Preheat oven to 400 degrees.
Slice the spaghetti squash in half. I suggest keeping a boyfriend, or a really heavy knife around to cut the squash in half. It’s pretty rough. Empty the seeds out of the squash like you would a pumpkin before you carve it. Put the squash halves face down on a greased sheet pan; bake for 40 minutes. When it’s done, the skin and the inside should have darkened and the flesh should pull out of the shell quite easily. The squash will be fork tender.
While the squash is cooking, slice up the zucchini and mushrooms and throw them into a hot pan that has been coated with olive oil Pam.

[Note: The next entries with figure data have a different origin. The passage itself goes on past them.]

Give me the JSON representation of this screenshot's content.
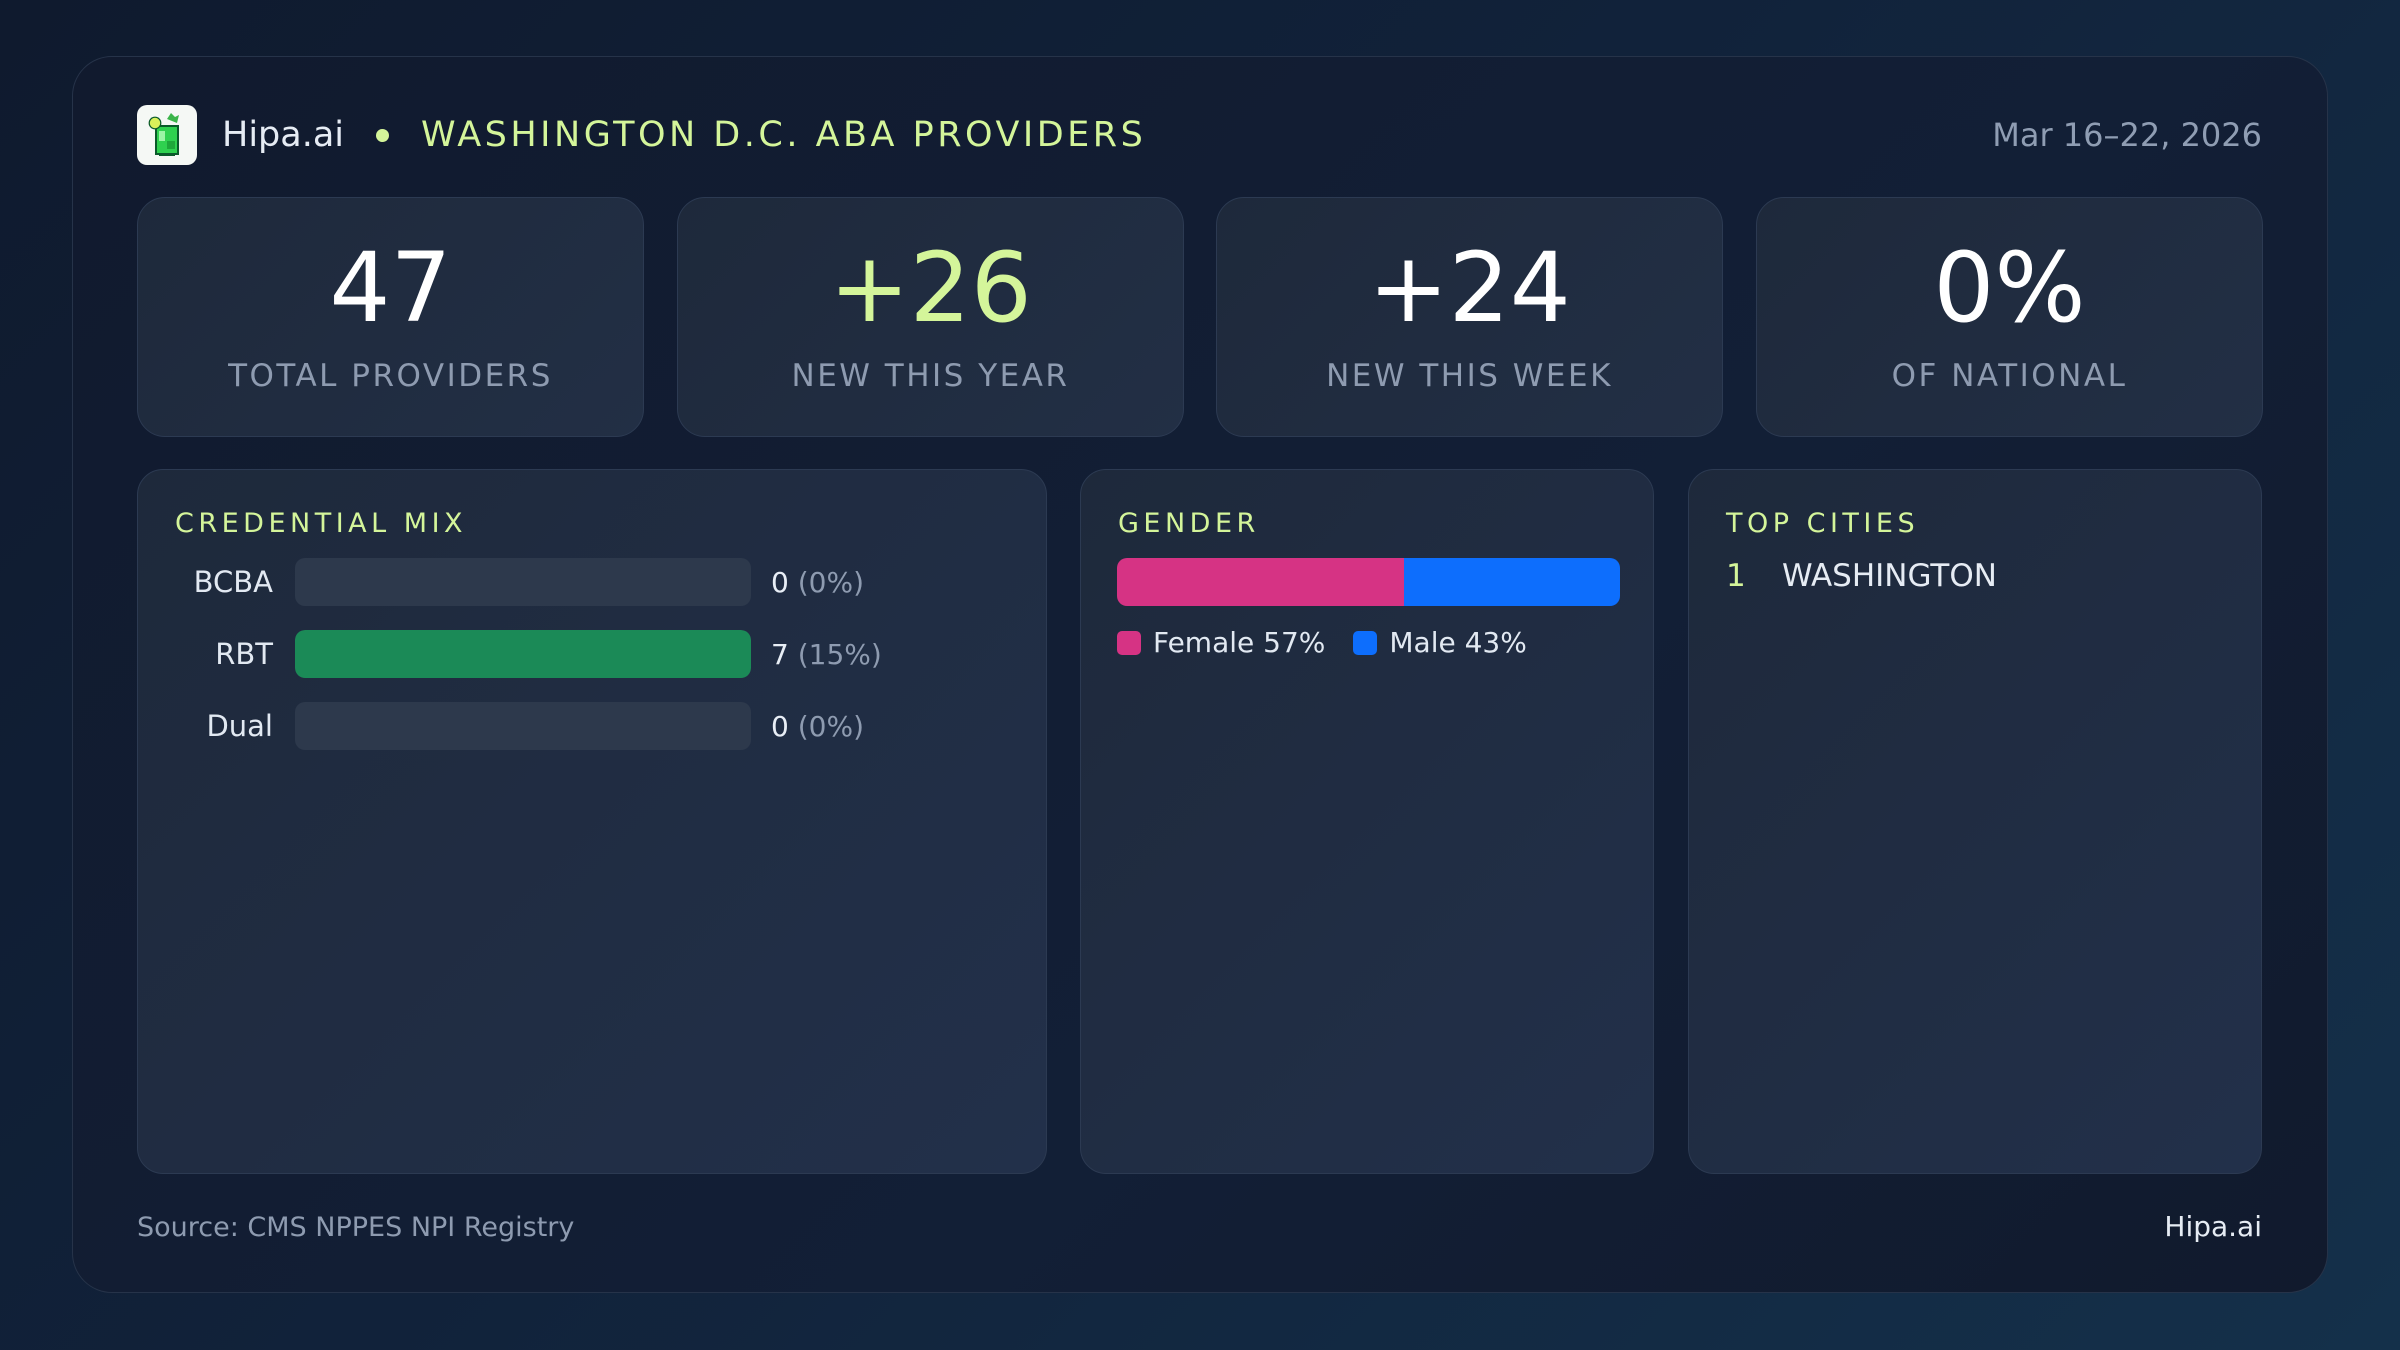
{
  "header": {
    "brand": "Hipa.ai",
    "title": "WASHINGTON D.C. ABA PROVIDERS",
    "date_range": "Mar 16–22, 2026",
    "logo_icon": "mojito-glass-icon"
  },
  "stats": [
    {
      "value": "47",
      "label": "TOTAL PROVIDERS",
      "accent": false
    },
    {
      "value": "+26",
      "label": "NEW THIS YEAR",
      "accent": true
    },
    {
      "value": "+24",
      "label": "NEW THIS WEEK",
      "accent": false
    },
    {
      "value": "0%",
      "label": "OF NATIONAL",
      "accent": false
    }
  ],
  "credential_mix": {
    "title": "CREDENTIAL MIX",
    "rows": [
      {
        "label": "BCBA",
        "count": "0",
        "pct": "(0%)",
        "fill": 0
      },
      {
        "label": "RBT",
        "count": "7",
        "pct": "(15%)",
        "fill": 100
      },
      {
        "label": "Dual",
        "count": "0",
        "pct": "(0%)",
        "fill": 0
      }
    ],
    "fill_color": "#1b8a57"
  },
  "gender": {
    "title": "GENDER",
    "segments": [
      {
        "label": "Female 57%",
        "percent": 57,
        "color": "#d63384"
      },
      {
        "label": "Male 43%",
        "percent": 43,
        "color": "#0d6efd"
      }
    ]
  },
  "top_cities": {
    "title": "TOP CITIES",
    "items": [
      {
        "rank": "1",
        "name": "WASHINGTON"
      }
    ]
  },
  "footer": {
    "source": "Source: CMS NPPES NPI Registry",
    "brand": "Hipa.ai"
  },
  "colors": {
    "accent": "#d4f59a",
    "background": "#111a2e",
    "card": "#1e293b"
  }
}
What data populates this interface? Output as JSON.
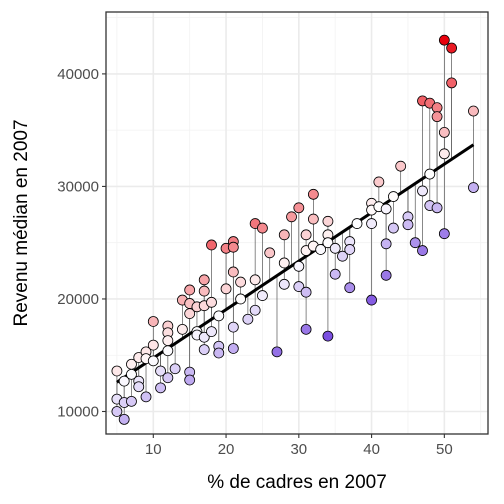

Stir every few minutes. As the veggies brown (about five minutes), add the Worcestershire sauce and let it cook off.
Put the mushrooms and zucchini into a bowl, and throw the ground turkey into the hot pan, adding more Pam, if needed. Cook until cooked through, about 4 minutes. Put the turkey into the bowl with the vegetables and set aside.
When the squash is done, take it out of the oven and drag a fork along the inside. The squash will shred like spaghetti! Heat up the tomato sauce in the microwave, and throw the sauce into the bowl with the squash, turkey and vegetables.
Top with a sprinkling of goat cheese, and serve.